In the embodiment of the present invention, the maximum control period of the heating gear of the food processor is set to be 4 times of the period of the alternating current, so as to prevent the risk of voltage flicker caused by an excessively large control period. The heating power gear and the motor control period are controlled to be set as integral multiples of the alternating current period, so that the positive half-wave and the negative half-wave of the conducting half-wave and the closing half-wave in the control period are symmetrical. E.g. 1/2 power P₄: turn on 2 and exchange the half-wave, close 2 and exchange the half-wave, turn on 1 positive half-wave of half-wave and 1 negative half-wave, close the half-wave and also 1 positive half-wave and 1 negative half-wave. So as to ensure positive in the control periodThe negative half-wave is symmetrical because the sampling voltage U of the sampling resistor is not a completely symmetrical alternating current waveform, and if the sampling waveform only has a positive half-wave or a negative half-wave, or the positive half-wave and the negative half-wave are asymmetrical, the current detection result is larger or smaller.

In the embodiment of the invention, the current detection period T is set to be the least common multiple of all control periods, so as to ensure that the on and off alternating current half-waves of all control gears in the sampling period are symmetrical, and eliminate the current detection error caused by the sampling voltage U which is not completely symmetrical, namely eliminate the sampling voltage U_out＝VCC±α×I×(R+ΔR)-ΔU₁-ΔU₂Error in Δ U₁。

Optionally, the least common multiple of all control periods of the load refers to: the least common multiple of all control periods in all control modes of the heating device and the motor.

In the embodiment of the present invention, a method for calculating the least common multiple of all control cycles in the above control mode embodiment is described in detail as follows:

the current sampling period T is the load control period T₁、T₂、T₃、T₄、T₅、T₆、T₇Of a least common multiple of, wherein T₂＝1/f×4、T₂＝1/f×4、T₃＝1/f×3、T₄＝1/f×2、T₅＝1/f×3、T₆＝1/f×4、T ₇1/f, i.e. T12 × 1/f. For example, when the frequency of the alternating current is 50HZ, the sampling period of the current detection

Single ac half-wave current sampling times

i.e. each ac half-wave is n times the minimum control chopping angle β, the current sensing sampling times m, n, 12, 2, 24n during the sampling period.

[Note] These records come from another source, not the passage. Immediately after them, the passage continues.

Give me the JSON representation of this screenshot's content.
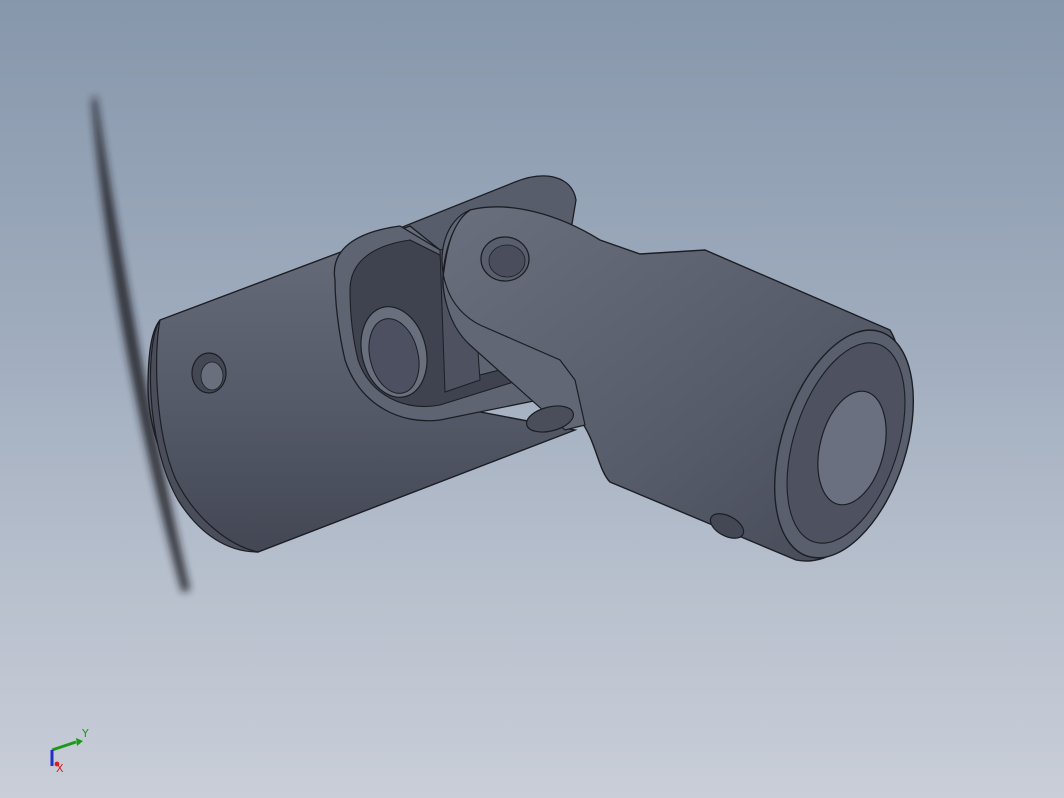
{
  "viewport": {
    "background_top": "#8797ab",
    "background_bottom": "#c9ced8",
    "model": {
      "type": "universal-joint",
      "body_color": "#5c6170",
      "edge_color": "#1c1e24"
    }
  },
  "triad": {
    "y_label": "Y",
    "x_label": "X",
    "y_color": "#1a9a1a",
    "x_color": "#d42020",
    "z_color": "#2030c8"
  }
}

in the embodiment of the invention, for example, when the minimum chopping angle beta of the thyristor is 0.5ms, the sampling times of a single alternating half-wave current are counted

Next, the current detection sampling number m in the sampling period is 480 times.

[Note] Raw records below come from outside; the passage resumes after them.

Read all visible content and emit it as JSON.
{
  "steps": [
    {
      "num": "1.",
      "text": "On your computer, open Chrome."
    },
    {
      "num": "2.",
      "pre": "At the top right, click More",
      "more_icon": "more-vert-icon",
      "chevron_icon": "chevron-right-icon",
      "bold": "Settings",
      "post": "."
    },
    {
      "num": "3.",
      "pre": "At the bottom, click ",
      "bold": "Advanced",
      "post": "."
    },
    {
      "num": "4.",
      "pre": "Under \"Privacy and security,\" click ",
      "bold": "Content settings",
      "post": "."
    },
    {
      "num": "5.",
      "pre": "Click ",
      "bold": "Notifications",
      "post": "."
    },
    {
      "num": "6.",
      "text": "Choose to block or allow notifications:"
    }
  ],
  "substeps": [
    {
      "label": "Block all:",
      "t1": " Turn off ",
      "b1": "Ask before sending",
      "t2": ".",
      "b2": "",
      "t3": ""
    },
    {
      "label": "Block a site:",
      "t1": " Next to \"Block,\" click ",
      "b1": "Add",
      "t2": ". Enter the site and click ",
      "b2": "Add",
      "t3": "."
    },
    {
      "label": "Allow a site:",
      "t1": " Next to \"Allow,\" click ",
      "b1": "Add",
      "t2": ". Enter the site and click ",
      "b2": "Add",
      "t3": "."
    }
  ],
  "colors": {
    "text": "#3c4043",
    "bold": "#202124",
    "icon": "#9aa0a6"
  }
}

alternatively, when the heating device is controlled in a wave dropping control mode and the motor is controlled in a chopping control mode, determining the sampling times m in the current detection according to the control chopping angle of the load may include determining the sampling times m according to the minimum control chopping angle β in the wave dropping control mode and the chopping control mode.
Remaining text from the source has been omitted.